Let’s Make Sense of It
Imagine a game just came out. You don’t know how to operate the game, you don’t know any of the game’s mechanics, and you don’t have any strategy for tackling a given situation. That’s exactly how it was when Starcraft first came out. There were no strategies. But eventually, people discovered a method to play. Then, someone lost to it and developed a counter measure. Then someone created a counter to that, then a counter to that, and so on. The new strategy would become the new way to play the game. Over time, these new strategies are introduced to the ladder and the result of it are the methods and strategies we play with today.
The methods of AlphaStar are bizarre. But this is from the perspective of someone who has grown with the Starcraft community to understand and improve on existing strategies to better the game. However, from the perspective of someone who has grown an interest in AI, I say that maybe in an alternate universe, AlphaStar’s style of gameplay with its odd strategies might just have been the new meta.

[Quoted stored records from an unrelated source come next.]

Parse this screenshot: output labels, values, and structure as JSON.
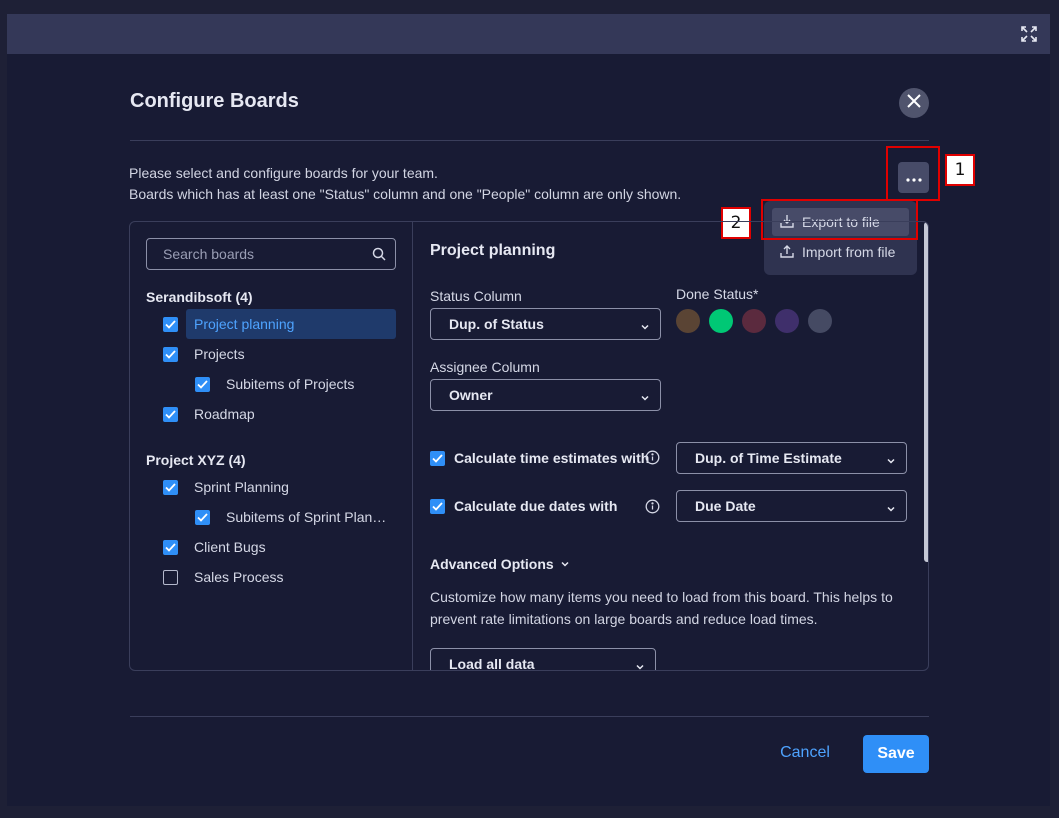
{
  "modal": {
    "title": "Configure Boards",
    "description_line1": "Please select and configure boards for your team.",
    "description_line2": "Boards which has at least one \"Status\" column and one \"People\" column are only shown.",
    "cancel_label": "Cancel",
    "save_label": "Save"
  },
  "annotations": {
    "label1": "1",
    "label2": "2"
  },
  "menu": {
    "items": [
      {
        "label": "Export to file",
        "icon": "download-icon"
      },
      {
        "label": "Import from file",
        "icon": "upload-icon"
      }
    ]
  },
  "sidebar": {
    "search_placeholder": "Search boards",
    "groups": [
      {
        "title": "Serandibsoft (4)",
        "boards": [
          {
            "label": "Project planning",
            "checked": true,
            "selected": true
          },
          {
            "label": "Projects",
            "checked": true
          },
          {
            "label": "Subitems of Projects",
            "checked": true,
            "sub": true
          },
          {
            "label": "Roadmap",
            "checked": true
          }
        ]
      },
      {
        "title": "Project XYZ (4)",
        "boards": [
          {
            "label": "Sprint Planning",
            "checked": true
          },
          {
            "label": "Subitems of Sprint Plan…",
            "checked": true,
            "sub": true
          },
          {
            "label": "Client Bugs",
            "checked": true
          },
          {
            "label": "Sales Process",
            "checked": false
          }
        ]
      }
    ]
  },
  "config": {
    "board_title": "Project planning",
    "status_column_label": "Status Column",
    "status_column_value": "Dup. of Status",
    "done_status_label": "Done Status*",
    "done_status_colors": [
      "#5a4434",
      "#00c875",
      "#5b2a3e",
      "#3f2f6b",
      "#454a63"
    ],
    "assignee_column_label": "Assignee Column",
    "assignee_column_value": "Owner",
    "time_estimate_label": "Calculate time estimates with",
    "time_estimate_value": "Dup. of Time Estimate",
    "due_date_label": "Calculate due dates with",
    "due_date_value": "Due Date",
    "advanced_label": "Advanced Options",
    "advanced_desc": "Customize how many items you need to load from this board. This helps to prevent rate limitations on large boards and reduce load times.",
    "load_value": "Load all data"
  }
}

I looked further into AI specialized for games and found OpenAI, which is the AI built to play Dota 2, a multiplayer online battle arena, MOBA for short. Similar to AlphaStar, OpenAI showed exceptional game mechanics, seen in its reaction time against the team fight initiations from the human opponents and the envious creep blocks. Combined with some questionable, unorthodox strategies such as killing Roshan when their base is being destroyed, OpenAI was a joy to watch. To anyone who has an interest in any of these games, I highly recommend watching a pro compete against AI, you will be mesmerized by its otherworldly playing style. Probably one of the most entertaining things I saw was it’s smack talk.
Is AI Perfect?
After being fascinated by AlphaGo, impressed by AlphaStar, and finally just entertained by OpenAI, I was beginning to take an interest in the faults of these different systems. I told myself that they are good but they aren’t perfect. AlphaGo lost because Lee Sedol made a 1 in 10,000 move. AlphaStar lost to MaNa because it failed to defend its base during the most critical of times. OpenAI lost because they failed to stick together. In all these situations, the AI failed to react properly towards the extreme cases. The situations would not have led to their defeat if the AI simply continued to play like it normally does. It failed to make rational decisions. So is AI perfect? No. But it sure is amazing at playing games already.